Today, with artificial intelligence, history repeats itself for UX. It will be like 1984… but which one? The answer is: Yes.

The impact of the Mac on graphic design processes

At first, it was obvious that the introduction of the computer to Graphic Design would impact technical fields such as typesetting (and the jobs associated with it).

When Apple launched the Mac, photocomposition technicians laughed at it as a toy. When the Apple LaserWriter was released the following year, they laughed at its meager 300 dpi. When the resolution was raised and the price lowered, they stopped laughing.

Almost without us realizing it, another less predictable impact manifested in a short time, not on the final deliverables, but on the process itself: the elimination of the sketching phase with the client. Instead of iterating ideas with the client, we jumped to present them “almost final” proposals. This way, we managed to satisfy their insatiable anxiety at the cost of losing their engagement with the process.

Advertising sketches by Designful Future for Pennzoil

At first, the clients seemed happier: fascinated by the higher level of representation, they congratulated us and gave us their approval. But then they went back to their old ways: I don’t think so, I don’t feel it, my brother-in-law told me. And we no longer had the sketching phase to clear situations.

In the end, the process ended up taking more or less the same time as before, but instead of working like tailors taking the client’s measurements, we went on to show them one proposal after another so that they could tell us which one they liked… as if they were buying underwear.

If history serves as a guide, my prediction is that AI, applied to UX, will also eliminate the low-fidelity prototyping… and the instances of exploration and inquiry needed to innovate.

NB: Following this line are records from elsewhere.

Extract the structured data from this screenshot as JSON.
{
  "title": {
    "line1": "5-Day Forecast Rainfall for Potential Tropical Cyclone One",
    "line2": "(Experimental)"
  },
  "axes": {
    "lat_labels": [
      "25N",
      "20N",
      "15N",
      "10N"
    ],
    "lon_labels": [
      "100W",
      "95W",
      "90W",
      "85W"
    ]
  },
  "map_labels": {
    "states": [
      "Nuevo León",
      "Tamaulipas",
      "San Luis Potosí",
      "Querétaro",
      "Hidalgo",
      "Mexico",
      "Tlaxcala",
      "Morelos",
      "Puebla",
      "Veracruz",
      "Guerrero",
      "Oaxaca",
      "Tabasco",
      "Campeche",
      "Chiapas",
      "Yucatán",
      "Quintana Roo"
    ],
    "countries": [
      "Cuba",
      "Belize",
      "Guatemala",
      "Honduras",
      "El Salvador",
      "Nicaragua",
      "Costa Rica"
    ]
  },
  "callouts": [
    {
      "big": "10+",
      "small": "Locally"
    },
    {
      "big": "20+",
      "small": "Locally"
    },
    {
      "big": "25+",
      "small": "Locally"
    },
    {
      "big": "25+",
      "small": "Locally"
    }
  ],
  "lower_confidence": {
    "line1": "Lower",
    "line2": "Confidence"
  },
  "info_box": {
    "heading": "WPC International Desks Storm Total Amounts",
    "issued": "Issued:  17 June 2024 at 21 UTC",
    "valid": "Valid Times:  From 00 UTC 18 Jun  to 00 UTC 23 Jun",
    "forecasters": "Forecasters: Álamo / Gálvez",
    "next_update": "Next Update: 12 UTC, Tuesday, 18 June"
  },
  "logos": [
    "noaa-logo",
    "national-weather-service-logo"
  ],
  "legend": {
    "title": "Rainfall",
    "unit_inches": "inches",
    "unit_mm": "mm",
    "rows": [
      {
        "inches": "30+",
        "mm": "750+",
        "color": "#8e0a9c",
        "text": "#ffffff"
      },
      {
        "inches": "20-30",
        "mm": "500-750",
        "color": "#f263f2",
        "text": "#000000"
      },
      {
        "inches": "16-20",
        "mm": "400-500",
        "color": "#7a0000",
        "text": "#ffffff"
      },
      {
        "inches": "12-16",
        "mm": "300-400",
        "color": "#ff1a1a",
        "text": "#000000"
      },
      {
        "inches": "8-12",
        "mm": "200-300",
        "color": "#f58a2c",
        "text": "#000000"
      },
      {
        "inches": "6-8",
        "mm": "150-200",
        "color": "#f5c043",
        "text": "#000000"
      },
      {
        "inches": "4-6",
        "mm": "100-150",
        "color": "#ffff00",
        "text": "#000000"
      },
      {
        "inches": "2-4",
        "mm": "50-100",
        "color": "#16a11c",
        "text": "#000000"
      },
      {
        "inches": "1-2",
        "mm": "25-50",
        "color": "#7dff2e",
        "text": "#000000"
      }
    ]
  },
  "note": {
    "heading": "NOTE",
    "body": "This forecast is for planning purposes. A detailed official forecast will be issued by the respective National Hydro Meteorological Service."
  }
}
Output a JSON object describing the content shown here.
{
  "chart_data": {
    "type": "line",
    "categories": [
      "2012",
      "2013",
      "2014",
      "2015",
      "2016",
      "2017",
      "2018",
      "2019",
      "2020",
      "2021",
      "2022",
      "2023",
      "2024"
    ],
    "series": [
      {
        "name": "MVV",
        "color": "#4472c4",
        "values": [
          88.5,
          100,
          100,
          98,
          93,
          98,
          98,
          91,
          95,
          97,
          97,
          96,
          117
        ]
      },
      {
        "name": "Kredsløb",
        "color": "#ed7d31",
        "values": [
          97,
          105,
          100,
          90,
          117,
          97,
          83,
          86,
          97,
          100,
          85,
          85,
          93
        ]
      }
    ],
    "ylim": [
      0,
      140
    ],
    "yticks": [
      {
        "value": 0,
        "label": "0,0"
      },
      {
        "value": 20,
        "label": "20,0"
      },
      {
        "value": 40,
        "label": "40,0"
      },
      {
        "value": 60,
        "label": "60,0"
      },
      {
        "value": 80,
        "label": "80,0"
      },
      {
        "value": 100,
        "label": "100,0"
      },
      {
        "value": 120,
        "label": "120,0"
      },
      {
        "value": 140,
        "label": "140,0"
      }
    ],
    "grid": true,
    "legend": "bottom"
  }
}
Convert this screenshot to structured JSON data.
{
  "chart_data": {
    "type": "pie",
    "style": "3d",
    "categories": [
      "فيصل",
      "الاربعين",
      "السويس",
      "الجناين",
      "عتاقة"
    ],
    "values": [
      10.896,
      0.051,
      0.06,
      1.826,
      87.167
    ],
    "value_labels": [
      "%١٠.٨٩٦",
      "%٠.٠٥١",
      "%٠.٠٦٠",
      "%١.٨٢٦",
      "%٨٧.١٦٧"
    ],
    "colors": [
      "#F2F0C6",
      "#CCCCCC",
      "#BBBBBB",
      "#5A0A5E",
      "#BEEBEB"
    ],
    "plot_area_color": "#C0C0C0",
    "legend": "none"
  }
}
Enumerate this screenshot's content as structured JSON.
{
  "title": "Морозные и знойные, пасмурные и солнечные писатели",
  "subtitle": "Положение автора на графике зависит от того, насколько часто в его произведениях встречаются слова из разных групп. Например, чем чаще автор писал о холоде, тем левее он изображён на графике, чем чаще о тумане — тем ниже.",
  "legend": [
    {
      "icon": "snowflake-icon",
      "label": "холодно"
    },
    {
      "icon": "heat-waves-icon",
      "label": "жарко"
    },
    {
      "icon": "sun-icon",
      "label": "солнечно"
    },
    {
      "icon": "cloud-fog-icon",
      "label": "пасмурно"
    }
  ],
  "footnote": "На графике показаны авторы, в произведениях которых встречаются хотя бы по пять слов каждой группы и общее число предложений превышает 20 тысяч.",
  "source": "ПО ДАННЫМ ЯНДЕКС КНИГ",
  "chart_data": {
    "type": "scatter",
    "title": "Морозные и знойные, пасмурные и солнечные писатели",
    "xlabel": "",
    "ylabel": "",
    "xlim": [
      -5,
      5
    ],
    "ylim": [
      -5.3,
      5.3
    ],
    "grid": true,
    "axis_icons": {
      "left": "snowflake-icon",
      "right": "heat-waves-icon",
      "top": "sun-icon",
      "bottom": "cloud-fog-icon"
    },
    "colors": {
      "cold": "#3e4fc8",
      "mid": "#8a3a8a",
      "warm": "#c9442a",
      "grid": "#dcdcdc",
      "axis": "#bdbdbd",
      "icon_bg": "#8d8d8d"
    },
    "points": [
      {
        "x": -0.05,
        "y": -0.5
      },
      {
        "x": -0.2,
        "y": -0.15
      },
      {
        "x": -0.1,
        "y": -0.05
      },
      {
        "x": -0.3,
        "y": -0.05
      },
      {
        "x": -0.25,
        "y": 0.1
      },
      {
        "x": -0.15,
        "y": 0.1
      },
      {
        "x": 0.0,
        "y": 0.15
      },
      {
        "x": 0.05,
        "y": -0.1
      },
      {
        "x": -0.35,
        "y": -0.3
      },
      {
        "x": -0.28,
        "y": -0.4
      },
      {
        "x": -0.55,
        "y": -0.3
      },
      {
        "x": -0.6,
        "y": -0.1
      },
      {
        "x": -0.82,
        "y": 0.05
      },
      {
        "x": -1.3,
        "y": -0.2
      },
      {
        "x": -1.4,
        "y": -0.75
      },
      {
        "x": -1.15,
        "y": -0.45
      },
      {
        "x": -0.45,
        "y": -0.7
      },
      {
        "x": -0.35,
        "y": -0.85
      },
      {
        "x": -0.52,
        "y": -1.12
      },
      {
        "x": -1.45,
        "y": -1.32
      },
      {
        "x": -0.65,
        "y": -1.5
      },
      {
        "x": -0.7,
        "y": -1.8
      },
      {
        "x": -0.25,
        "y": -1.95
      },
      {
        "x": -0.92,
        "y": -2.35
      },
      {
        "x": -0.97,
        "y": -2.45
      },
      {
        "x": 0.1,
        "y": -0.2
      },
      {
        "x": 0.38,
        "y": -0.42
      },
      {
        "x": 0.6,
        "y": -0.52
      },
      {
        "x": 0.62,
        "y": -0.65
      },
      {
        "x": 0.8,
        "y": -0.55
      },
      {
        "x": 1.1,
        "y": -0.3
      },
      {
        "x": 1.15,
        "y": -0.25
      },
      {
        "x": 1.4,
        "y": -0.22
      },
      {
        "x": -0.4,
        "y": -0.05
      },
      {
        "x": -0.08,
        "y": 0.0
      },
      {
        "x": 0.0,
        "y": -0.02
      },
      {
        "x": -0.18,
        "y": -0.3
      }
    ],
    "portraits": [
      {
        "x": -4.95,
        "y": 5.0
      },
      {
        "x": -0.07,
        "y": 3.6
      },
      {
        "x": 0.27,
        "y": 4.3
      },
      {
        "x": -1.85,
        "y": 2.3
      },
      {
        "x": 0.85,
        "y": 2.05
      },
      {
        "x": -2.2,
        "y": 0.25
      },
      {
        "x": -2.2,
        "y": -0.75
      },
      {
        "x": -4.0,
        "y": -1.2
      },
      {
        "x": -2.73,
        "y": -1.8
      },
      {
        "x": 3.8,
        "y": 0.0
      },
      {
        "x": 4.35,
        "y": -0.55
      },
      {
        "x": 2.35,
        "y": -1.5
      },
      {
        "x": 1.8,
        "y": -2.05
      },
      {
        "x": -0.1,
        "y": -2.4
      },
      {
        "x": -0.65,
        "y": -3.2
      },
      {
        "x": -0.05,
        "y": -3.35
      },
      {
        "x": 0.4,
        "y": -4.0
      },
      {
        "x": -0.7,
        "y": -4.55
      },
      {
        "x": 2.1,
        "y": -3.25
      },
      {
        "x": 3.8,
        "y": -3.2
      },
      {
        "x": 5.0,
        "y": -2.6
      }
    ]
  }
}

An ideal use of AI in UX would be to produce rapid prototypes to test with users, taking great care that the higher fidelity that is free to obtain, does not generate biases nor attachment from stakeholders in the initial instances of the project.

But the truth is that many colleagues no longer test. They consider that battle against client anxiety already lost. The next logical step will be to use AI to produce the deliverables that anxious clients demand more quickly.

In other words, to take for granted the vulgar idea that “design” would be the mere execution of the client’s ideas. Ideas that are… design decisions. Decisions that the client made without adequate tools, and without even knowing that he was making decisions.

If we are among the increasingly unlucky ones who every day feel like “mouse drivers”, cheer up! If we do nothing, today will be better than tomorrow, when we will be mere prompt monkeys.

AI is not the right answer to client anxiety. Because anxiety has no bottom.

When we add a technology N to a human problem X, caused by a human defect (such as anxiety), the result is not a solution. It is problem X to the Nth power.

To remedy this, the solution is not “AI” or “No AI”. It is to accept our historical role: we are the ones who must earn the professional respect we need to do our job, and build by example the foundation for our practice and that of those who succeed us.